Juru Bicara Kementerian Luar Negeri RI, Yvonne Mewengkang mengatakan, pertemuan DK PBB kali ini akan mengangkat tema penguatan prinsip-prinsip Piagam PBB dan sistem internasional yang berpusat pada PBB.
“Bapak Menlu melakukan kunjungan kerja ke New York untuk menghadiri Open Debate Dewan Keamanan PBB yang bertemakan ‘Upholding the purpose and principles of the UN Charter and strengthening the UN center international system’,” ujar Yvonne dalam pernyataannya, Selasa (26/5/2026).

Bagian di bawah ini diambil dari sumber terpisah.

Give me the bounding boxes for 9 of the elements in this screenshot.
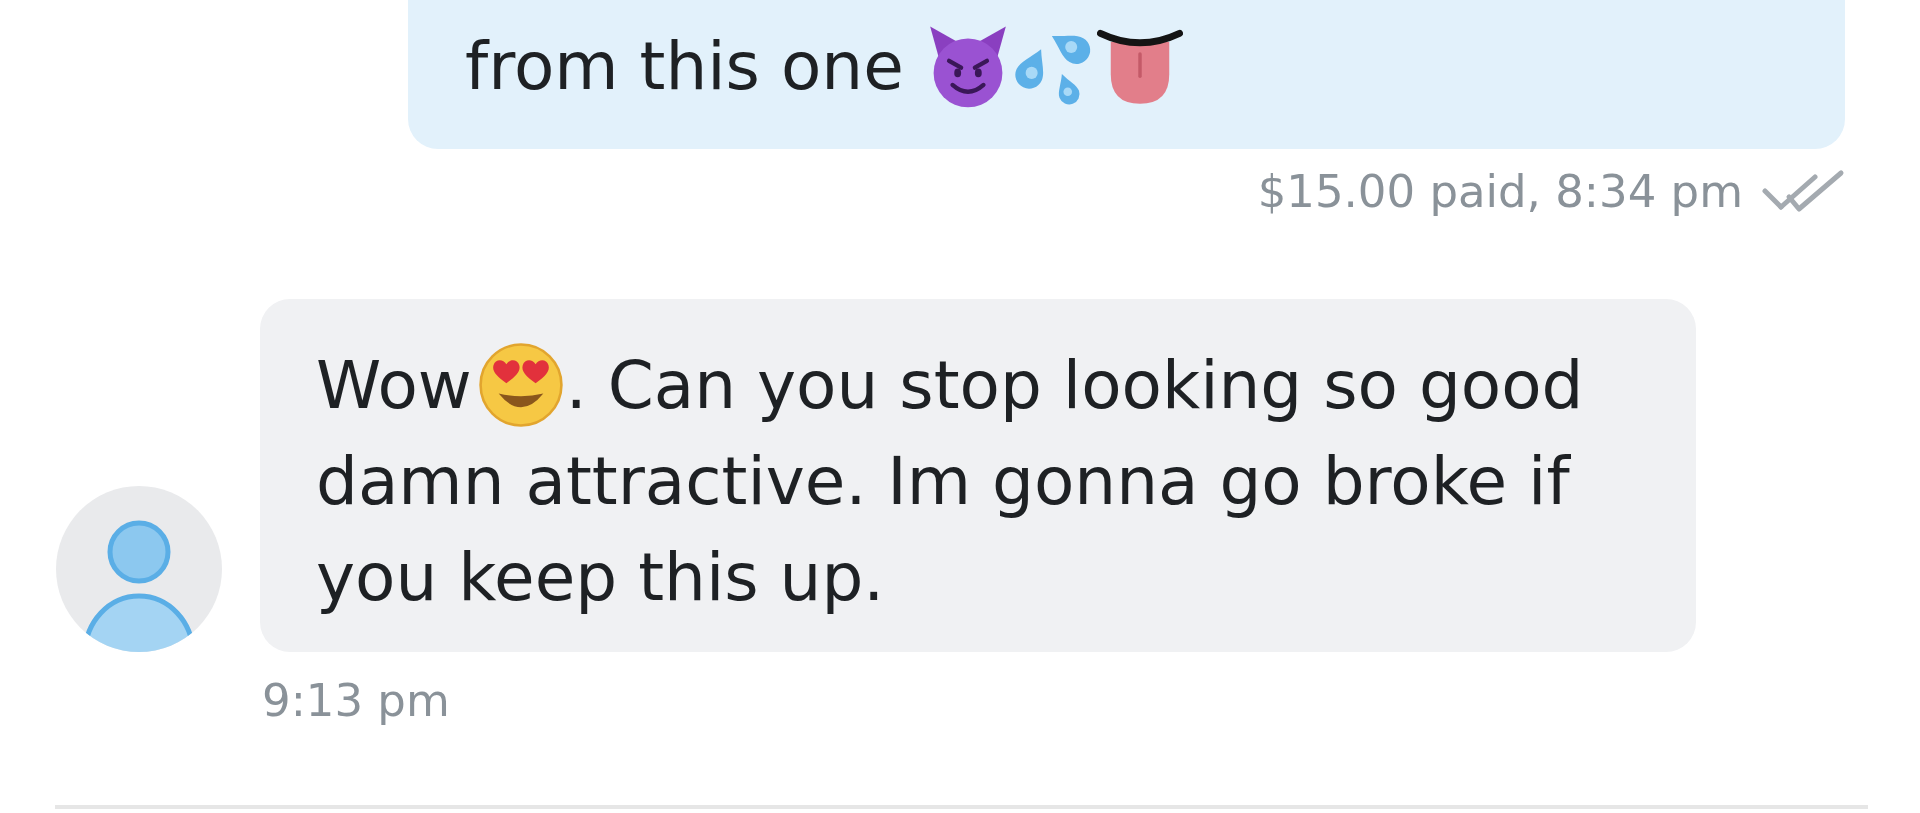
message-text: Wow <box>316 347 472 424</box>
message-text: you keep this up. <box>316 539 885 616</box>
heart-eyes-face-icon <box>477 342 564 428</box>
message-time: 9:13 pm <box>262 674 450 727</box>
user-avatar-icon <box>56 486 222 652</box>
message-text: from this one <box>465 28 905 105</box>
message-text: . Can you stop looking so good <box>565 347 1584 424</box>
payment-status: $15.00 paid, 8:34 pm <box>1257 165 1743 219</box>
message-text: damn attractive. Im gonna go broke if <box>316 443 1570 520</box>
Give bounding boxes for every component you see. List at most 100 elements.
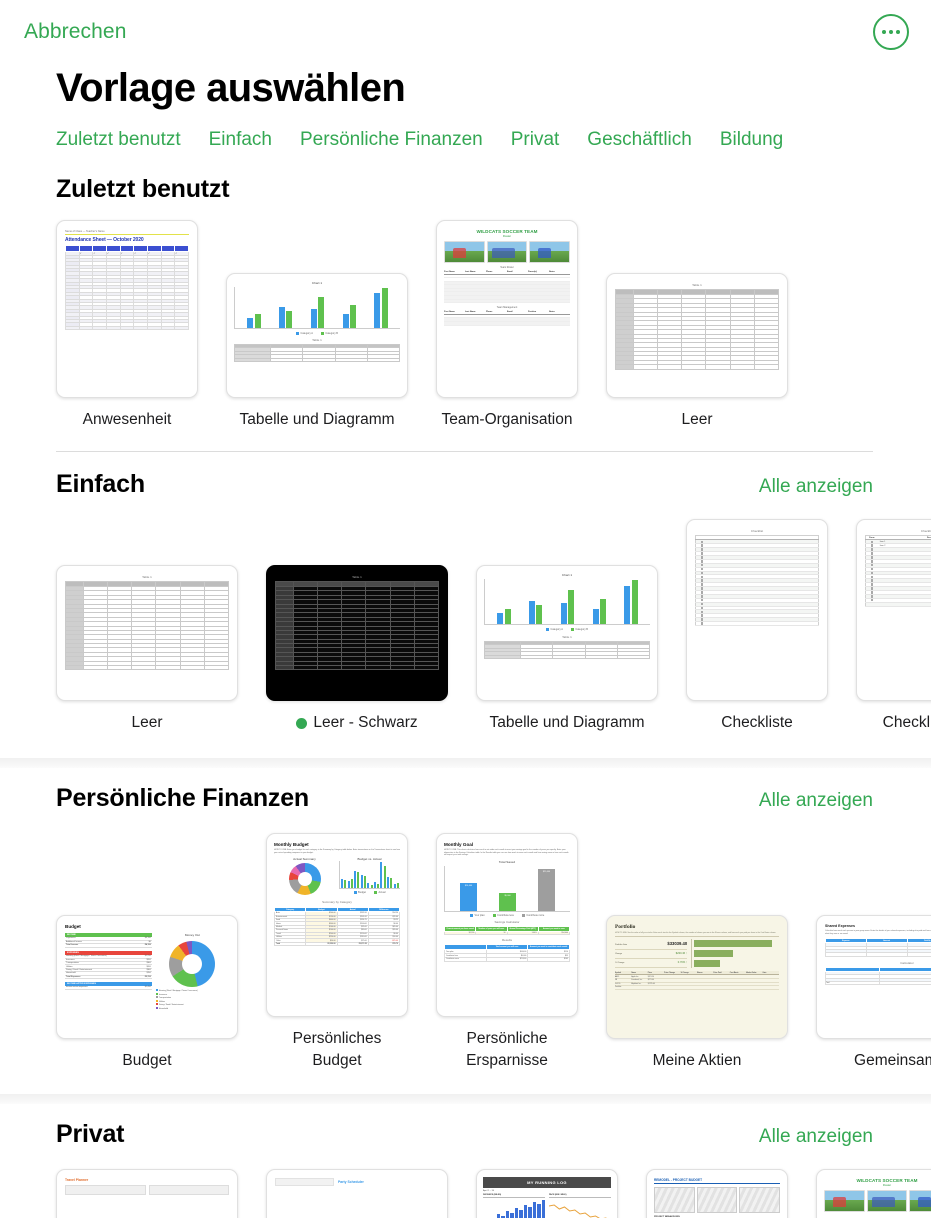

Debat terbuka tersebut akan dipimpin langsung oleh Menteri Luar Negeri China selaku Presiden Dewan Keamanan PBB untuk periode Mei. Sekretaris Jenderal PBB Antonio Guterres juga dijadwalkan hadir dan memberikan pengarahan dalam forum tersebut.
Kehadiran Indonesia dinilai penting karena situasi global saat ini diwarnai konflik berkepanjangan, meningkatnya persaingan antarnegara besar, serta tudingan penerapan hukum internasional secara selektif.